I was always the quiet one, okay to be alone and resistant to the fact that I wasn’t the outgoing type I’d wished I was. A raised right hand on my end is not a sight my teachers could ever recall seeing, solely due to the fact that it seemed to me to be an intense act of bravery and courage to even say so much as, “The answer is….” I’d always feared being stuck in solitude, but it was a sticky mindset I could not ever seem to escape. I knew God was present where I could think to look for him; my mother didn’t faithfully preach ideas she wouldn’t lay her life on the line to prove she believed. He resided in my heart and would come out to shine a light every once in awhile, but those around me seemed to have a connection I couldn’t seem to attain- the same connection I’d read about reading the pages of the worn Bible strewn open in the kitchen, the one He’d promised me was present. At all times, I felt present in the world around me, but astonishingly absent from the blessings and adventures it had to offer as well.
Something must have clicked, and I only wish I could say that I distinctly remember the miraculous moment things came together in my mixed-up mind. I wouldn’t describe the sensation as dramatic transformation, but rather as acceptance to unwrap the knots formed in my head, the misconceptions and mindsets that kept me from truly and faithfully living. I found myself in the halls of my high school, reaching outside of thick comfort zones to accomplish feats I’d never before been capable of dreaming about. I found myself in the devotional that resides comfortably in the rear pocket of my driver’s seat, digging deep into the words that seemed to reach out and stop me in my tracks teaching me what it means to trust without second thought, live for adventure as it is placed before me with the sun rise every morning and delight in the little things as they are the parts of my life that make up my most treasured parts of living.

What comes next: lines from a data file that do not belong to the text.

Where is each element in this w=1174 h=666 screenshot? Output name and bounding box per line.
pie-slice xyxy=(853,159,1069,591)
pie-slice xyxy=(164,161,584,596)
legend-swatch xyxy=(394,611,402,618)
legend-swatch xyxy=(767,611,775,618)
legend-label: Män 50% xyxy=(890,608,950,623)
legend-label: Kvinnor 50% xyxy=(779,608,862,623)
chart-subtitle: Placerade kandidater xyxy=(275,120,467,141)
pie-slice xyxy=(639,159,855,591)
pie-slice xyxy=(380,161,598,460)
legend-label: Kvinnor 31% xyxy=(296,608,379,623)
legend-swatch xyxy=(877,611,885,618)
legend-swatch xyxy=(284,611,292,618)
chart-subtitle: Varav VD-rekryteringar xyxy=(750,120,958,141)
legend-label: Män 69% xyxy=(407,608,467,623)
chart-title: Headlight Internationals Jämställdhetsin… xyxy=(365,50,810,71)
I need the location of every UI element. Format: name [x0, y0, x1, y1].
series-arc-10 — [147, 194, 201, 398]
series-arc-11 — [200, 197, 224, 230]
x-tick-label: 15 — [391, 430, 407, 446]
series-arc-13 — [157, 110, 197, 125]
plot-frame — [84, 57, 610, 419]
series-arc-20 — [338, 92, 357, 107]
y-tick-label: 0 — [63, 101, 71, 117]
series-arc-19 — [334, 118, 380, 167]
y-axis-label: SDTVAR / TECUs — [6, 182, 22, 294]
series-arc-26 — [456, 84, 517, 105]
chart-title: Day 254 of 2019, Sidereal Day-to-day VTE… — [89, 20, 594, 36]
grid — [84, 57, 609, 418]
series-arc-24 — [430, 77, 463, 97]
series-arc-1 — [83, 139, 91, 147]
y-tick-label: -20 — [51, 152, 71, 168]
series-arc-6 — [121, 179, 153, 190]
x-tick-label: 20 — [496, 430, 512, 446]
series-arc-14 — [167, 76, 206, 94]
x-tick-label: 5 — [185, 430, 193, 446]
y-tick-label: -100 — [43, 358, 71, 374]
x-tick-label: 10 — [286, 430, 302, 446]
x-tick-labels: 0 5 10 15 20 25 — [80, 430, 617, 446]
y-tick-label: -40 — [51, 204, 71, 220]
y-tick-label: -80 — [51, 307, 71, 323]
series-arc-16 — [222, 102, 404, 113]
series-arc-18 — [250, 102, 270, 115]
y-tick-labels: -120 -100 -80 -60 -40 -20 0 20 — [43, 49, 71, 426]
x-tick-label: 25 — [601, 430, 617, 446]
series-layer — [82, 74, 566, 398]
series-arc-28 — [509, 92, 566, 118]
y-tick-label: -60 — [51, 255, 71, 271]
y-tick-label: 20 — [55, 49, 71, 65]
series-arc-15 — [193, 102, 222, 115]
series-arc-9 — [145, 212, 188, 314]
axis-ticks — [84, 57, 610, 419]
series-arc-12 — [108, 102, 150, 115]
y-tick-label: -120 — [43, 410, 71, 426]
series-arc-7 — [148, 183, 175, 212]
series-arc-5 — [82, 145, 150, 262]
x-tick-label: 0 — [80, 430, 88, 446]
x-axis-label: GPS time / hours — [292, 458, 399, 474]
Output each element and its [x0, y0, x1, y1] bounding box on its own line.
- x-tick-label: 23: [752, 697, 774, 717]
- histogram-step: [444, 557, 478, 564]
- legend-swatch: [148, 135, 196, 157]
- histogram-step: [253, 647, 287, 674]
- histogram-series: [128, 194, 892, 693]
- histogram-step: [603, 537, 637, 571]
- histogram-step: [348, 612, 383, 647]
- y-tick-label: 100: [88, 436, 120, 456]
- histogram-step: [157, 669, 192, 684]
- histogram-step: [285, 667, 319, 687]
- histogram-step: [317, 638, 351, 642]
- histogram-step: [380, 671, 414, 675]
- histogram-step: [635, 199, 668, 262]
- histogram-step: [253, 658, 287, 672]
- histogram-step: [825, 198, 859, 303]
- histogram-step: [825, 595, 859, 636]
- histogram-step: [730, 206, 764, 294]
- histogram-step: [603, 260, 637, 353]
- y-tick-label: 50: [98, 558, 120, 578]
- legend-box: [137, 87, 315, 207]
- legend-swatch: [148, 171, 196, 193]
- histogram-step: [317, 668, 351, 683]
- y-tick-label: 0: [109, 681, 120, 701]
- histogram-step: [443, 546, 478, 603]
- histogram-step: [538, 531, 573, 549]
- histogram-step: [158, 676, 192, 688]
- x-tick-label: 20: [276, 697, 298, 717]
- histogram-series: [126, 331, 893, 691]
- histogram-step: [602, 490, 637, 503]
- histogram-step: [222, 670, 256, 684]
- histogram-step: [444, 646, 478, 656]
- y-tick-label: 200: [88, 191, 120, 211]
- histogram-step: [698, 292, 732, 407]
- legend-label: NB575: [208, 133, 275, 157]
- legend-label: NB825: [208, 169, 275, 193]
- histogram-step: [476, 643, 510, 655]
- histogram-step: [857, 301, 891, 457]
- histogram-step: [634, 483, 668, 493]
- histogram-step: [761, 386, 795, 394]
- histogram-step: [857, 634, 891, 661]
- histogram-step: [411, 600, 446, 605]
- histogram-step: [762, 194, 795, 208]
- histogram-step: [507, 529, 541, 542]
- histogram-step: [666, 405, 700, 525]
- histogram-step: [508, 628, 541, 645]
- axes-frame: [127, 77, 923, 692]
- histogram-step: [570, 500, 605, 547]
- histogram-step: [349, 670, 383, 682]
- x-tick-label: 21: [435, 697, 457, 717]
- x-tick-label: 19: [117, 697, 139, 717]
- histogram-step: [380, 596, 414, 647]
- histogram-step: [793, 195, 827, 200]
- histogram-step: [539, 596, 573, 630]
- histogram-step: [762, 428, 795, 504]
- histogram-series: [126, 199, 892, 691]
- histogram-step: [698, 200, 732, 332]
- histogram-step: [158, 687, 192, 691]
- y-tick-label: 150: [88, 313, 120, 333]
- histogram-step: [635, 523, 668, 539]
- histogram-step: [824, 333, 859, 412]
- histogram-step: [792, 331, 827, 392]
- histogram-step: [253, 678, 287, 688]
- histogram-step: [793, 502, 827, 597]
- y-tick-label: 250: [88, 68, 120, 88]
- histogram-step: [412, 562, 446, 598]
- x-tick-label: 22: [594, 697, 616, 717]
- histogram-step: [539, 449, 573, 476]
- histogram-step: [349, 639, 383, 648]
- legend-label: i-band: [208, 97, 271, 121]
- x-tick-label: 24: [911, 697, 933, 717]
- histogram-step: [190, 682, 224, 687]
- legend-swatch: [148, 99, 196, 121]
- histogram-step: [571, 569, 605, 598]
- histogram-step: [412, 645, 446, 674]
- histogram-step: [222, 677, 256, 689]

Through the new findings of personal delights and capablities, I still find myself reluctantly getting out of bed to face a day full of struggle and hoping to find a verse on the counter to keep me tied to my faith and to strength as the day carries on. I still open the same brown, crinkled lunch sacks to find sweet notes written in familiar penmanship to wish me good luck on a test, or to serve as a reminder to delight in the blessings my life holds. I still walk through the navy blue door to a shout “Hello” from either one of my parents in the kitchen, and then go my separate way to see what the rest of my evening holds. I grow a year older as each year comes to a close in the cold, winter month of December and experiences change my outlook on life as it continues on, but one thing has consistently remained the same: my roots and the love and uniqueness they’ve installed in me, offering hope for every day and always showing me that no matter what version of myself I am, I am me and nothing I stumble upon will alter that.